Emeli tersipu malu dan mereka saling berpandangan terhanyut dalam tatapan mesra. Terlihat dari mereka berdua saling mencintai, sampai saat ini Emeli belum mengetahui kalau ternyata Bima itu saudara tirinya terlahir dari wanita yang telah merebut ayahnya dari ibunya. Jika Emeli tahu bisa jadi bukan cinta yang ada di hati Emeli melainkan kebencian dan dendam yang teramat sangat.
Eva gelisah karena Bima tak jua datang setelah bicara panjang lebar bersama Aleta. Dari dulu Eva sama Aleta sangat akrab sekali, malah Aleta sangat setuju kalau kak Eva jadi kakak iparnya kak Bima.
"Aduh, Aleta lama amat kak Bima." kata Eva.
"Sabar kak bentar lagi paling juga datang. Tunggu aja." kata Aleta menghibur.
Setelah menghabiskan waktu bersama Emeli pun pamit karena hari sudah sore. Bima mengantar Emeli ke kamar Salsa sekalian pamit pada Salsa. Salsa lagi makan apel yang dibawa oleh Bima.
"Hai gimana udah kangen kangenannya." canda Salsa.
"Sebenarnya sih masih kangen, tapi sudah terobati sedikit. Tapi apa daya tak sampai kakak harus pamit karena besok harus tugas negara lagi." kata Bima.
"Oh gitu.

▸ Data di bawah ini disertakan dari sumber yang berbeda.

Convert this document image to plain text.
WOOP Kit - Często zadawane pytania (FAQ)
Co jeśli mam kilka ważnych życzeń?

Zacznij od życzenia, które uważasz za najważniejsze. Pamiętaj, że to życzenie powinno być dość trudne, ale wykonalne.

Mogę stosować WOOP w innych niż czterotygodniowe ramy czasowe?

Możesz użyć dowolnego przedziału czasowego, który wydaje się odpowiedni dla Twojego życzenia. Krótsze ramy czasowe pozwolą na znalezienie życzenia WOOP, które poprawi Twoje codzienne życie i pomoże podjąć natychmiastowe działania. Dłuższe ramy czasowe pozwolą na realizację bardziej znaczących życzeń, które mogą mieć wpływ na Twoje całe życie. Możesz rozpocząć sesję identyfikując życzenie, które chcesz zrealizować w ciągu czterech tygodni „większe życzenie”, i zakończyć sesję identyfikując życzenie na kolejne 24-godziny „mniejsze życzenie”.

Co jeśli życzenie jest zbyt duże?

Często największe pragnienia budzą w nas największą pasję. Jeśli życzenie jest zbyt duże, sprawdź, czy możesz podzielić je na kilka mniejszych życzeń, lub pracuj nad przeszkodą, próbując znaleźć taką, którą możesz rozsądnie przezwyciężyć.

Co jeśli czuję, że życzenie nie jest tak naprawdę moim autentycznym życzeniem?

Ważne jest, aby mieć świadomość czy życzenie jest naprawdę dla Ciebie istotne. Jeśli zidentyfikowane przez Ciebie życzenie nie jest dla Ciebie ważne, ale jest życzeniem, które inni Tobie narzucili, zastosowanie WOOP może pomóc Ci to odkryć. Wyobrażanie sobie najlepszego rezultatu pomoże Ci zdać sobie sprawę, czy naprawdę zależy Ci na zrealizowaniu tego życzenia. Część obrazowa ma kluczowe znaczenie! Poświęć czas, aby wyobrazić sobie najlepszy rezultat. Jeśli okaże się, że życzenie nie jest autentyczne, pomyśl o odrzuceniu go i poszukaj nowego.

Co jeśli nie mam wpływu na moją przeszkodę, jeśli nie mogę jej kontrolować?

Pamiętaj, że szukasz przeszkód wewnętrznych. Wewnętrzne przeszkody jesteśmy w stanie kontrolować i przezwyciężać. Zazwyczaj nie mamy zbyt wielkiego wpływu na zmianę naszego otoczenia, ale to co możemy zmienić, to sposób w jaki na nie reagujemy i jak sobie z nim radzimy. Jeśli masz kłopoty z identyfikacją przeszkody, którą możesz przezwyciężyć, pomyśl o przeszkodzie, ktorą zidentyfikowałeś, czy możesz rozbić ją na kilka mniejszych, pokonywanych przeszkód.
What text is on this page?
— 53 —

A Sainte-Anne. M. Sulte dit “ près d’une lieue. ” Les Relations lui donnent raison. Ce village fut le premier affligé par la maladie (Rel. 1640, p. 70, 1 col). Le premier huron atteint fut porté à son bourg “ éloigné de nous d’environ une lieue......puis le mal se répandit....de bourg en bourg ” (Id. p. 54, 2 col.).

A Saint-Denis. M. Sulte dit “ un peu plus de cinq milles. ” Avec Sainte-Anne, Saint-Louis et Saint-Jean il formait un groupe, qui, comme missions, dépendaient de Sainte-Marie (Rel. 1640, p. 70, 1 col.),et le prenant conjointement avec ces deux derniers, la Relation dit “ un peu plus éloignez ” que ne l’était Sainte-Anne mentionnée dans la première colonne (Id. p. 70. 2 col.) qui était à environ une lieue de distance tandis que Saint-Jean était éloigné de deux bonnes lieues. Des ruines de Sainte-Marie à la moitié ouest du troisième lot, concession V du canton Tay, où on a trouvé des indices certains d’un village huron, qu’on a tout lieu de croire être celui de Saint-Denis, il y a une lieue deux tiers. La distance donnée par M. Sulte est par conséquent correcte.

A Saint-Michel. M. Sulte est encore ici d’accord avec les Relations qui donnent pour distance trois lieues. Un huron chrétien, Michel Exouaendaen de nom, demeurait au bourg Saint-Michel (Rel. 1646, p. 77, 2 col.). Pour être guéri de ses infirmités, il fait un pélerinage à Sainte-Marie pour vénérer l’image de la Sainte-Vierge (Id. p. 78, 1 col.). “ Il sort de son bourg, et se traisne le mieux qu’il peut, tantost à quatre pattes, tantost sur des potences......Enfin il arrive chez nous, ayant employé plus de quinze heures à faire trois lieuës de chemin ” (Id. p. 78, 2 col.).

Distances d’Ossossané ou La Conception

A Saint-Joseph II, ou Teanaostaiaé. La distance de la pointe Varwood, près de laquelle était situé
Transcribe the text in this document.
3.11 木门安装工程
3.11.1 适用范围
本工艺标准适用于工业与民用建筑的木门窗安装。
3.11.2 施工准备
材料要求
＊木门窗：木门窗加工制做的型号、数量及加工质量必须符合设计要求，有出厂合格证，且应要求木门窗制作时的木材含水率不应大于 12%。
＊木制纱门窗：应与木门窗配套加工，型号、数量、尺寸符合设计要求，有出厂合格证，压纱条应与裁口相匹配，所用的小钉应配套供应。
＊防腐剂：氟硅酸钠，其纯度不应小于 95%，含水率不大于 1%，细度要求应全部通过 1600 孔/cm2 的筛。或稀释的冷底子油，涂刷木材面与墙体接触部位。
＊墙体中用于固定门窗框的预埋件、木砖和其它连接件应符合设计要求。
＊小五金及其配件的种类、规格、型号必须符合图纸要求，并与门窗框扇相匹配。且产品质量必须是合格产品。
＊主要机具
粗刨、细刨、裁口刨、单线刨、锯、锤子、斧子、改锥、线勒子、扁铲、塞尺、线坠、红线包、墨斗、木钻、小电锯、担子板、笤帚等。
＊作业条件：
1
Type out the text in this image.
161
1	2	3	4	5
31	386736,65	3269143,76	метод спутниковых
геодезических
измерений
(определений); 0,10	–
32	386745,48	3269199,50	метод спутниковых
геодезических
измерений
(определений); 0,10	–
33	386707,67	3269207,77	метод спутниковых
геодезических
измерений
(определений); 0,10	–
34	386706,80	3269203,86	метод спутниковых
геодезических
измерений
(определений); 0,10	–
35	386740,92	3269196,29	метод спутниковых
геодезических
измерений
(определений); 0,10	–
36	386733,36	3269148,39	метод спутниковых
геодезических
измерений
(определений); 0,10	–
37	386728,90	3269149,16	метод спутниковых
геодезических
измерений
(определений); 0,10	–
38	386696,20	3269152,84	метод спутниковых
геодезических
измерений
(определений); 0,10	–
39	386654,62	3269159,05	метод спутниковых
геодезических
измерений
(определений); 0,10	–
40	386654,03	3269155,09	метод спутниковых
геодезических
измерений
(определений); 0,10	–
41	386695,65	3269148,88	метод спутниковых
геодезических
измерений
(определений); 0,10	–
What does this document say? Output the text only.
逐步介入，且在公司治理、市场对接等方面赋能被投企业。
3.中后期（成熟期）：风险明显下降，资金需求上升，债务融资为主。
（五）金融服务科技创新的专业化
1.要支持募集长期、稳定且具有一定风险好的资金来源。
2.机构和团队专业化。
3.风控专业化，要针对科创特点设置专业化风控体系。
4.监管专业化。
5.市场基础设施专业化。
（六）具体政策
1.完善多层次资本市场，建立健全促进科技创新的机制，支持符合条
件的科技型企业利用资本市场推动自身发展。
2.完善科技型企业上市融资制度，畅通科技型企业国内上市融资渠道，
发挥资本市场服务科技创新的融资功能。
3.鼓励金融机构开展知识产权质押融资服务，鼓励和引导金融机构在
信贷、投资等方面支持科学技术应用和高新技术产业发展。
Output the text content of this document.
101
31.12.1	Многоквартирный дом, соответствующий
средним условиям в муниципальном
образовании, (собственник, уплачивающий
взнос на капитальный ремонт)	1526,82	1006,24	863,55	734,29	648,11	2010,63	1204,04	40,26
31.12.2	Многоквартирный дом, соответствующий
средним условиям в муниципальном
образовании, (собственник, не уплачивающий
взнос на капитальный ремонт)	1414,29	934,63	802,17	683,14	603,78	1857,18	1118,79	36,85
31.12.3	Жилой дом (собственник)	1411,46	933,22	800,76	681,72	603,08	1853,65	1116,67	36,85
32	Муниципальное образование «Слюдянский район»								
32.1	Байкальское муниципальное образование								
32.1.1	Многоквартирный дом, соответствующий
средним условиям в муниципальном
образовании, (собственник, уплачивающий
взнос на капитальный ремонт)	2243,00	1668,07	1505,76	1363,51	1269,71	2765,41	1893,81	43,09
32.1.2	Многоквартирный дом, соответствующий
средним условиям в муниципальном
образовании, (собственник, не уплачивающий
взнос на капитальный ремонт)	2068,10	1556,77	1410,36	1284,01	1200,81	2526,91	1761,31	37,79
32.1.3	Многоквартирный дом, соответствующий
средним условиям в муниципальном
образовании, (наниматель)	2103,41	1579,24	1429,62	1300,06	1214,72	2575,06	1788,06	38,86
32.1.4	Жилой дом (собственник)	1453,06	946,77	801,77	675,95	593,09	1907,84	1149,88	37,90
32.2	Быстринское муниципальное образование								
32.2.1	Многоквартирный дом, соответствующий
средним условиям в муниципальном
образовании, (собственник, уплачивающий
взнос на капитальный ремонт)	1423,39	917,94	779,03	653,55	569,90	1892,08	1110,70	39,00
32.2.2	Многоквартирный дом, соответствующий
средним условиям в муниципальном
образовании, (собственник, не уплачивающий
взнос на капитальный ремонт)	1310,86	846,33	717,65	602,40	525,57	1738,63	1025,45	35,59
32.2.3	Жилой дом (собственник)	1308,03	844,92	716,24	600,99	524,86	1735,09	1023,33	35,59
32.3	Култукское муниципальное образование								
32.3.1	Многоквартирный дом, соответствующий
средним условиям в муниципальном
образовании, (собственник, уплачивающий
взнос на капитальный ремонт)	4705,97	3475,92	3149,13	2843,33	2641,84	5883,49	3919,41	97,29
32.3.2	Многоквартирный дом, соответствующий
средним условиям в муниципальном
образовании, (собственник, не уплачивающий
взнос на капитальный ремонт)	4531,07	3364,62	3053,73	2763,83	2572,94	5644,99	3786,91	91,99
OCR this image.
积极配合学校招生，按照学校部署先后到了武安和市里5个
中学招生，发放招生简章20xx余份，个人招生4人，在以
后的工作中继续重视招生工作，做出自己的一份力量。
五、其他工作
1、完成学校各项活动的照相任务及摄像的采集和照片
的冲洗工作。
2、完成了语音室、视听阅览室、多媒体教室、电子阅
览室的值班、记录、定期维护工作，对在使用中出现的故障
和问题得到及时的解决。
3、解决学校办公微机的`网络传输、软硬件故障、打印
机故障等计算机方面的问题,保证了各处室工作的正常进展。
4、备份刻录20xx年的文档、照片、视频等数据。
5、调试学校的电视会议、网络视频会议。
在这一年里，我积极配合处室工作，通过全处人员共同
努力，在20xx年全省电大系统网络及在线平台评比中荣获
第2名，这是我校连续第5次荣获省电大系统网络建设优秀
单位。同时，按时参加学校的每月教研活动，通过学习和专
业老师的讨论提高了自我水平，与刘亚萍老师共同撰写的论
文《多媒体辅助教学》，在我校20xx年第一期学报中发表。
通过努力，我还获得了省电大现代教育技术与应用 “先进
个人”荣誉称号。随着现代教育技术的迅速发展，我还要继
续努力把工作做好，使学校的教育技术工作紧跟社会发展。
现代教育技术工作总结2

Ya udah ngumpulin deh uang yang banyak kak. Untuk nikahin Emeli." canda Salsa.
"Niatnya sih juga gitu Salsa doain aja ya semoga secepatnya tunggu aja undangannya." kata Bima.
"Siipp deh kak."kata Salsa sambil mengacungkan kedua jempolnya.
"Ya udah kakak pamit dulu ya." kata Bima.
"Ok kak." kata Salsa.
__ADS_1
"Seperti biasa tolong jagain Emeli." pinta Bima.
"Lah kan Salsa yang sakit harusnya Emeli yang jagain Salsa, bukan Salsa yang jagain Emeli." canda Salsa sambil tersenyum.
"Ya udah kak, tenang aja pokoknya kak. Emeli akan Salsa jagain tapi bukan kaya cctv ya.....24 jam." lanjut Salsa sambil tertawa, Emeli dan Bima pun ikut tertawa.
"Ah.....kamu bisa aja Salsa." kata Bima yang lalu pamit sama Emeli.
"Sayang, kakak pulang dulu ya." kata Bima yang langsung mencium kening Emeli mesra.
"Ehem...ehem....(berdehem) ingat ada Salsa, Salsa bukan obat nyamuk." canda Salsa yang buat Bima dan Emeli pun ikut tertawa lagi.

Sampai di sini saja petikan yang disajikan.